When entering the buy-to-let market and becoming a landlord it is important to make sure you have correctly calculated the costs of owning a rental property. Amongst other issues the costs of maintaining the property to a good standard can be a drain on your rental income and affect the profitability of the exercise.
When it comes to repairs to the property a landlord’s responsibilities are clearly set out in Section 11 of the Landlord and Tenant Act 1985. These include keeping the structure of the property in sound repair including floors, windows, guttering and pipes. Landlords must also ensure that any gas or electrical equipment is safely installed.
These responsibilities may be set out in the rental agreement, but even if they are not, Section 11 can be an implied term read into the tenancy even if it is not spelled out in it.
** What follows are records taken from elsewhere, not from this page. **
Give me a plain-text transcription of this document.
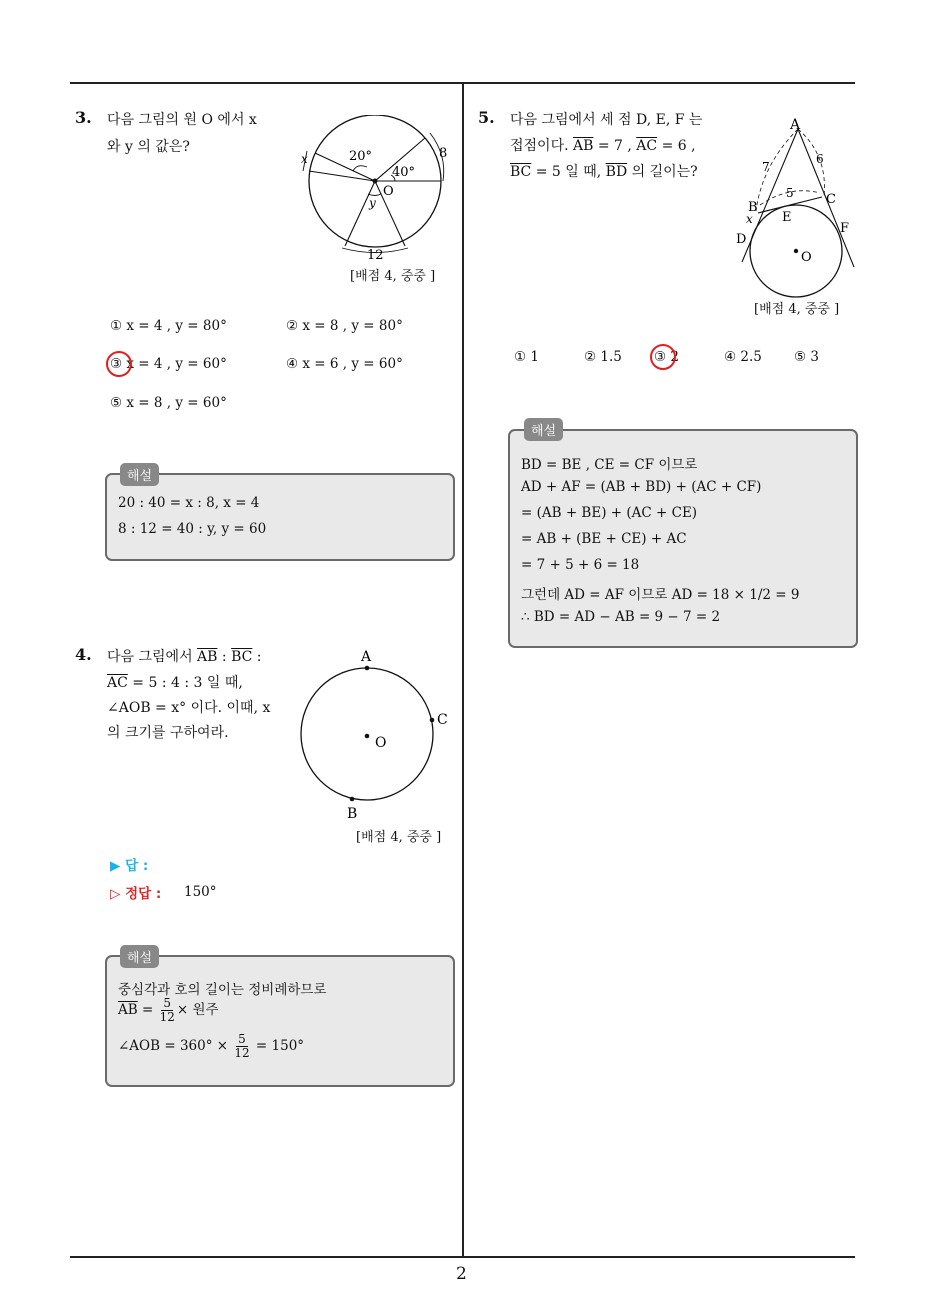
2
3. 다음 그림의 원 O 에서 x
와 y 의 값은?
20°
40°
x
y
O
8
12
[배점 4, 중중 ]
① x = 4 , y = 80°	② x = 8 , y = 80°
③ x = 4 , y = 60°	④ x = 6 , y = 60°
⑤ x = 8 , y = 60°
해설
20 : 40 = x : 8, x = 4
8 : 12 = 40 : y, y = 60
4. 다음 그림에서 $\overline{AB}$ : $\overline{BC}$ :
$\overline{AC} = 5$ : 4 : 3 일 때,
∠AOB = x° 이다. 이때, x
의 크기를 구하여라.
A
C
B
O
[배점 4, 중중 ]
▶ 답 :
▷ 정답 : 150°
해설
중심각과 호의 길이는 정비례하므로
$\overline{AB} = \frac{5}{12}$ × 원주
∠AOB = $360^\circ \times \frac{5}{12} = 150^\circ$
5. 다음 그림에서 세 점 D, E, F 는
접점이다. $\overline{AB} = 7$ , $\overline{AC} = 6$ ,
$\overline{BC} = 5$ 일 때, $\overline{BD}$ 의 길이는?
A
B
C
D
E
F
O
x
7
6
5
[배점 4, 중중 ]
① 1	② 1.5 ③ 2	④ 2.5 ⑤ 3
해설
BD = BE , CE = CF 이므로
AD + AF = (AB + BD) + (AC + CF)
= (AB + BE) + (AC + CE)
= AB + (BE + CE) + AC
= 7 + 5 + 6 = 18
그런데 AD = AF 이므로 AD = 18 × 1/2 = 9
∴ BD = AD − AB = 9 − 7 = 2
You may be dependent on the tenant notifying you of any issues with the property, but it is wise to carry out inspections in a manner agreed between yourself and the tenant. Often it can be a minor irritant such as leaves in a gutter that can lead to major damage such as damp in upper storey rooms. By tackling problems early, you will avoid costly repairs down the line. Remember this is a major asset and disrepair will only reduce its value.
In terms of internal damage, it is important that you have an accurate inventory to check against, which has been agreed with the tenant prior to them moving into the property. These lists of contents and their condition are often a point of contention between the parties to a tenancy agreement and must be as accurate as possible. Fortunately, property inventory software is now available from many sites such as inventorybase.com, providing an accurate record.
One idea of how to spread the cost of these repairs is to put aside a proportion of the rental income into a repair fund. You may still be caught out if a major issue arises, but smaller jobs can be covered from this savings pot.
You would not skimp on repairs to your own residence and so do not be tempted to do so on property you rent out to others; it is not in your best interests.